Short hydration in chemotherapy containing cisplatin (≥75 mg/m2) for patients with lung cancer: a prospective study.
Horinouchi, H, Kubota, K, Itani, H, Taniyama, TK, Nakamichi, S, Wakui, H, Kanda, S, Nokihara, H, Yamamoto, N, Sekine, I, et al
Japanese journal of clinical oncology. 2013;(11):1105-9
Abstract
OBJECTIVE We previously reported that 22% of lung cancer patients experienced a Grade 2 or 3 elevation in creatinine after chemotherapy containing cisplatin. We conducted a Phase II trial to evaluate the safety and efficacy of short hydration. METHODS The major eligibility criteria included patients with lung cancer for whom a ≥75 mg/m(2) cisplatin-based regimen was indicated and adequate organ function.
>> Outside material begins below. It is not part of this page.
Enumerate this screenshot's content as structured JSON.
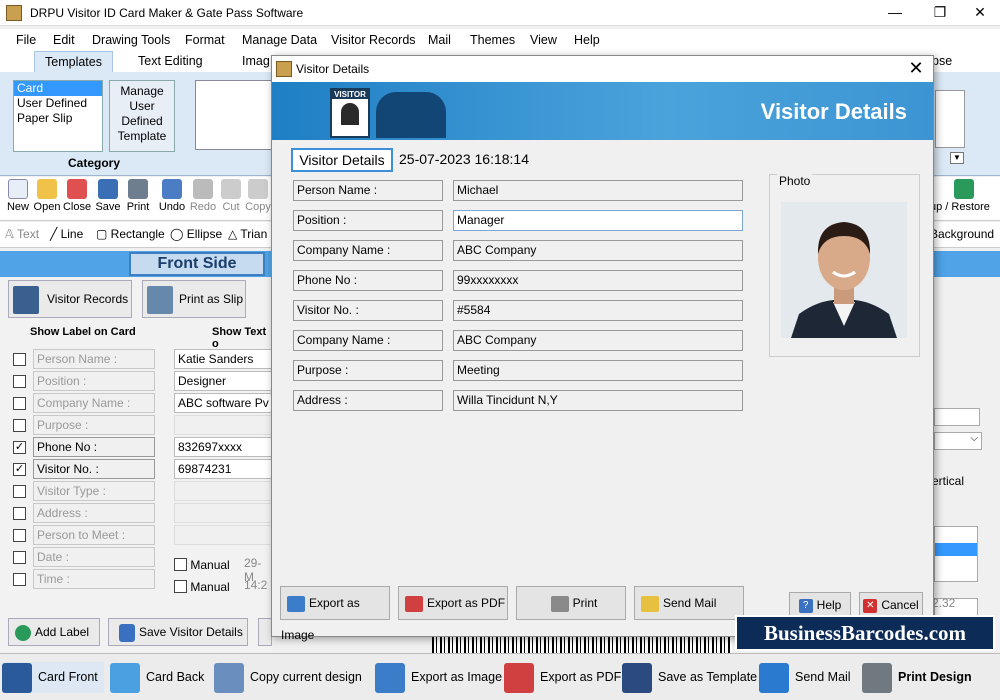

Cisplatin was administered with pre- and post-hydration containing 10 mEq of potassium chloride in 500 ml of fluid over a 60-min period. Immediately before the administration of cisplatin, mannitol (20%, 200 ml) was administered as forced diuresis over 30 min. And magnesium sulfate (8 mEq) was added to pre-hydration. RESULTS Forty-four patients were enrolled between April and December 2011. The patients included 29 men and 15 women with a median (range) age of 64 (42-74) years. Twenty patients received cisplatin and pemetrexed as their most frequent regimen and 38 patients received three to four cycles of chemotherapy. The median (range) duration and volume of the chemotherapies were 4.0 (3.3-6.8) h and 1600 (1550-2050) ml, respectively. Of the 44 patients, 43 (97.8%) completed the cisplatin-based chemotherapy without Grade 2 or higher renal dysfunction. The only patient who had Grade 2 elevation in creatinine (maximum value 1.7 mg/dl) had prompt improvement in creatinine levels and completed four cycles of chemotherapy. CONCLUSIONS The short hydration is safe without severe renal toxicities in regimens containing cisplatin (≥75 mg/m(2)) for patients with lung cancer.